ACM Transactions on

Internet of Things (TIOT)


A New ACM Publication

ACM Transactions on Internet of Things (TIOT) is a new ACM journal that will publish novel research contributions and experience reports in several research domains whose synergy and interrelations enable the IoT vision. TIOT focuses on system designs, end-to-end architectures, and enabling technologies, and on publishing results and insights corroborated by a strong experimental component.  The submission site is now open and the first issue is expected for publication in the second half of 2019.

Topics relevant to the journal are:

  • Real-world applications, application designs, industrial case studies and user experiences of IoT technologies, including standardization and social acceptance
  • Communication networks, protocols, and interoperability for IoT
  • IoT data analytics, machine learning, and associated Web technologies
  • Wearable and personal devices, including sensor technologies
  • Human-machine and machine-machine interactions
  • Edge, fog, and cloud computing architectures
  • Novel IoT software architectures, services, middleware as well as future Internet designs
  • Fusion of social and physical signals in IoT services
  • Non-functional properties of IoT systems, e.g., dependability, timeliness, security and privacy, robustness
  • Testbeds for IoT

All submissions are expected to provide experimental evidence of their effectiveness in realistic scenarios (e.g., based on field deployments or user studies), and the related datasets. The submission of purely theoretical or speculative papers is discouraged, and so is the use of simulation as the sole form of experimental validation.

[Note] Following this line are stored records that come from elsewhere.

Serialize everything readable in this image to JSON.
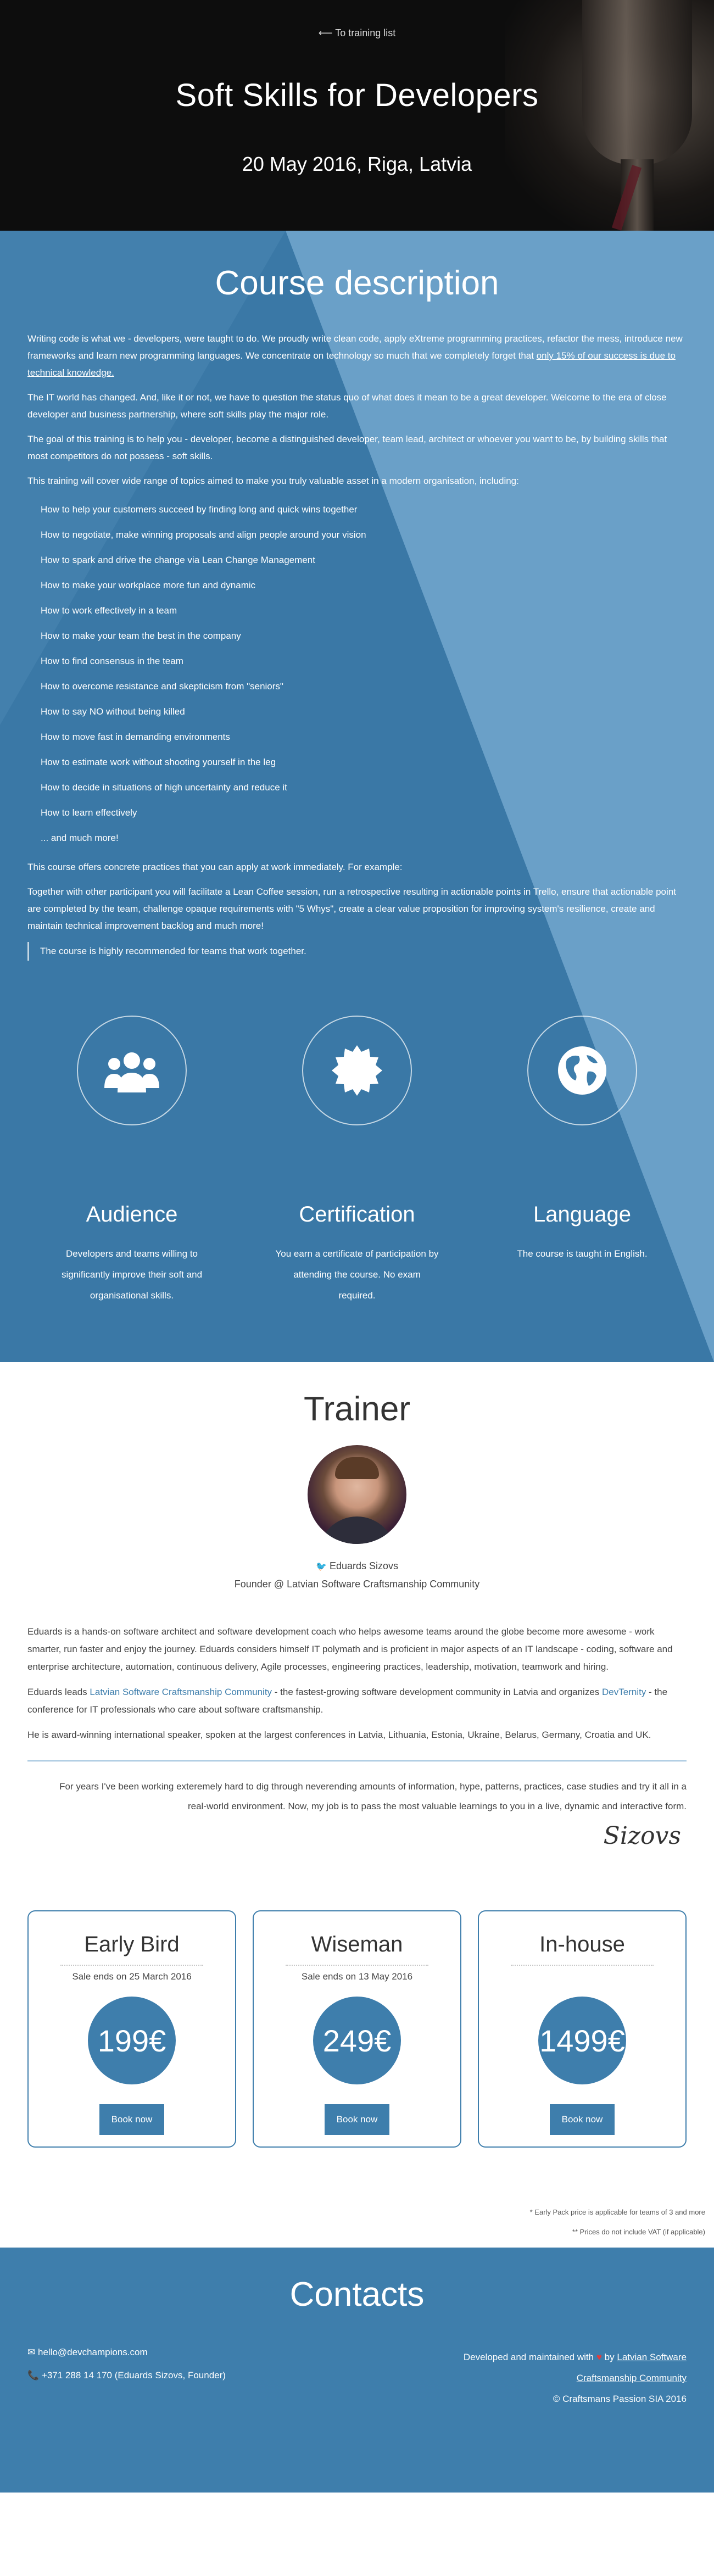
{
  "hero": {
    "back_link": "To training list",
    "title": "Soft Skills for Developers",
    "date": "20 May 2016, Riga, Latvia"
  },
  "course": {
    "heading": "Course description",
    "p1_prefix": "Writing code is what we - developers, were taught to do. We proudly write clean code, apply eXtreme programming practices, refactor the mess, introduce new frameworks and learn new programming languages. We concentrate on technology so much that we completely forget that ",
    "p1_underline": "only 15% of our success is due to technical knowledge.",
    "p2": "The IT world has changed. And, like it or not, we have to question the status quo of what does it mean to be a great developer. Welcome to the era of close developer and business partnership, where soft skills play the major role.",
    "p3": "The goal of this training is to help you - developer, become a distinguished developer, team lead, architect or whoever you want to be, by building skills that most competitors do not possess - soft skills.",
    "p4": "This training will cover wide range of topics aimed to make you truly valuable asset in a modern organisation, including:",
    "topics": [
      "How to help your customers succeed by finding long and quick wins together",
      "How to negotiate, make winning proposals and align people around your vision",
      "How to spark and drive the change via Lean Change Management",
      "How to make your workplace more fun and dynamic",
      "How to work effectively in a team",
      "How to make your team the best in the company",
      "How to find consensus in the team",
      "How to overcome resistance and skepticism from \"seniors\"",
      "How to say NO without being killed",
      "How to move fast in demanding environments",
      "How to estimate work without shooting yourself in the leg",
      "How to decide in situations of high uncertainty and reduce it",
      "How to learn effectively",
      "... and much more!"
    ],
    "p5": "This course offers concrete practices that you can apply at work immediately. For example:",
    "p6": "Together with other participant you will facilitate a Lean Coffee session, run a retrospective resulting in actionable points in Trello, ensure that actionable point are completed by the team, challenge opaque requirements with \"5 Whys\", create a clear value proposition for improving system's resilience, create and maintain technical improvement backlog and much more!",
    "quote": "The course is highly recommended for teams that work together.",
    "features": [
      {
        "title": "Audience",
        "text": "Developers and teams willing to significantly improve their soft and organisational skills.",
        "icon": "users-icon"
      },
      {
        "title": "Certification",
        "text": "You earn a certificate of participation by attending the course. No exam required.",
        "icon": "certificate-icon"
      },
      {
        "title": "Language",
        "text": "The course is taught in English.",
        "icon": "globe-icon"
      }
    ]
  },
  "trainer": {
    "heading": "Trainer",
    "name": "Eduards Sizovs",
    "role": "Founder @ Latvian Software Craftsmanship Community",
    "bio1": "Eduards is a hands-on software architect and software development coach who helps awesome teams around the globe become more awesome - work smarter, run faster and enjoy the journey. Eduards considers himself IT polymath and is proficient in major aspects of an IT landscape - coding, software and enterprise architecture, automation, continuous delivery, Agile processes, engineering practices, leadership, motivation, teamwork and hiring.",
    "bio2_a": "Eduards leads ",
    "bio2_link1": "Latvian Software Craftsmanship Community",
    "bio2_b": " - the fastest-growing software development community in Latvia and organizes ",
    "bio2_link2": "DevTernity",
    "bio2_c": " - the conference for IT professionals who care about software craftsmanship.",
    "bio3": "He is award-winning international speaker, spoken at the largest conferences in Latvia, Lithuania, Estonia, Ukraine, Belarus, Germany, Croatia and UK.",
    "quote": "For years I've been working exteremely hard to dig through neverending amounts of information, hype, patterns, practices, case studies and try it all in a real-world environment. Now, my job is to pass the most valuable learnings to you in a live, dynamic and interactive form.",
    "signature": "Sizovs"
  },
  "pricing": [
    {
      "title": "Early Bird",
      "ends": "Sale ends on 25 March 2016",
      "price": "199€",
      "button": "Book now"
    },
    {
      "title": "Wiseman",
      "ends": "Sale ends on 13 May 2016",
      "price": "249€",
      "button": "Book now"
    },
    {
      "title": "In-house",
      "ends": "",
      "price": "1499€",
      "button": "Book now"
    }
  ],
  "notes": {
    "n1": "* Early Pack price is applicable for teams of 3 and more",
    "n2": "** Prices do not include VAT (if applicable)"
  },
  "contacts": {
    "heading": "Contacts",
    "email": "hello@devchampions.com",
    "phone": "+371 288 14 170 (Eduards Sizovs, Founder)",
    "dev_prefix": "Developed and maintained with",
    "dev_by": "by",
    "dev_link": "Latvian Software Craftsmanship Community",
    "copyright": "© Craftsmans Passion SIA 2016"
  },
  "colors": {
    "accent": "#3e7eac",
    "heart": "#e23b3b"
  }
}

Experience reports about the use or adaptation of known systems and techniques in real-world applications are equally welcome, as these studies elicit precious insights for researchers and practitioners alike. For this type of submissions, the depth, rigor, and realism of the experimental component are key, along with the analysis and expected impact of the lessons learned.

Forthcoming Articles
Capacitor-based Activity Sensing for Kinetic Powered Wearable IoTs

We propose a novel use of the conventional energy storage component, i.e., capacitor, in kinetic-powered wearable IoTs as a sensor to detect human activities. Since different activities accumulate energies in the capacitor at different rates, these activities can be detected directly by observing the charging rate of the capacitor. The key advantage of the proposed capacitor based activity sensing mechanism, called CapSense, is that it obviates the need for sampling the motion signal during the activity detection period thus significantly saving power consumption of the wearable device. A challenge we face is that capacitors are inherently non-linear energy accumulators, which, even for the same activity, leads to significant variations in charging rates at different times depending on the current charge level of the capacitor. We solve this problem by jointly configuring the parameters of the capacitor and the associated energy harvesting circuits, which allows us to operate on charging cycles that are approximately linear. We design and implement a kinetic-powered shoe sole and conduct experiments with 10 subjects. Our results show that CapSense can classify five different daily activities with 95% accuracy while consuming 73% less system power compared to conventional motion signal based activity detection.

PassiveVLP: Leveraging Smart Lights for Passive Positioning

Localization based on visible light is gaining significant attention. But most existing studies rely on a key requirement: the object of interest needs to carry an optical receiver (camera or photodiode). We remove this requirement and investigate the possibility of achieving accurate localization in a passive manner, that is, without requiring objects to carry any optical receiver. To achieve this goal, we exploit the reflective surfaces of objects and the unique propagation properties of LED luminaires. We present geometric models, a testbed implementation, and empirical evaluations to showcase the opportunities and challenges posed by this new type of localization. Overall, we show that our method can track with high accuracy (few centimeters) a subset of an object's trajectory and it can also identify passively the object's ID.

TSCH Networks for Health IoT: Design, Evaluation and Trials in the Wild

Sensing technology and the emerging Internet of Things (IoT) have the potential to solve major societal challenges associated with healthcare provision. Yet, to fully meet this potential, Health IoT applications must be supported by dependable data collection infrastructures. In this context, low-power wireless protocols for residential Health IoT applications are characterized by high reliability requirements, the need for an energy-efficient operation, and the need to operate robustly in diverse environments and in presence of external interference. To address these challenges, we enhance the Time-Slotted Channel Hopping (TSCH) protocol from the IEEE 802.15.4 standard with a new schedule and an adaptive channel selection mechanism to increase its performance in this domain. Our evaluation in a test house shows that for our e-Health application, the enhanced system shows better results than both the standard TSCH and state-of-the-art options such as the SmartMesh IP stack, the Orchestra scheduler, and the 6top distributed scheduling mechanism. Results from 29 long-term residential deployments confirm the suitability for the application. The results show 99.96 % average reliability in the uncontrolled environments for networks that generate 7.5 packets per second on the average.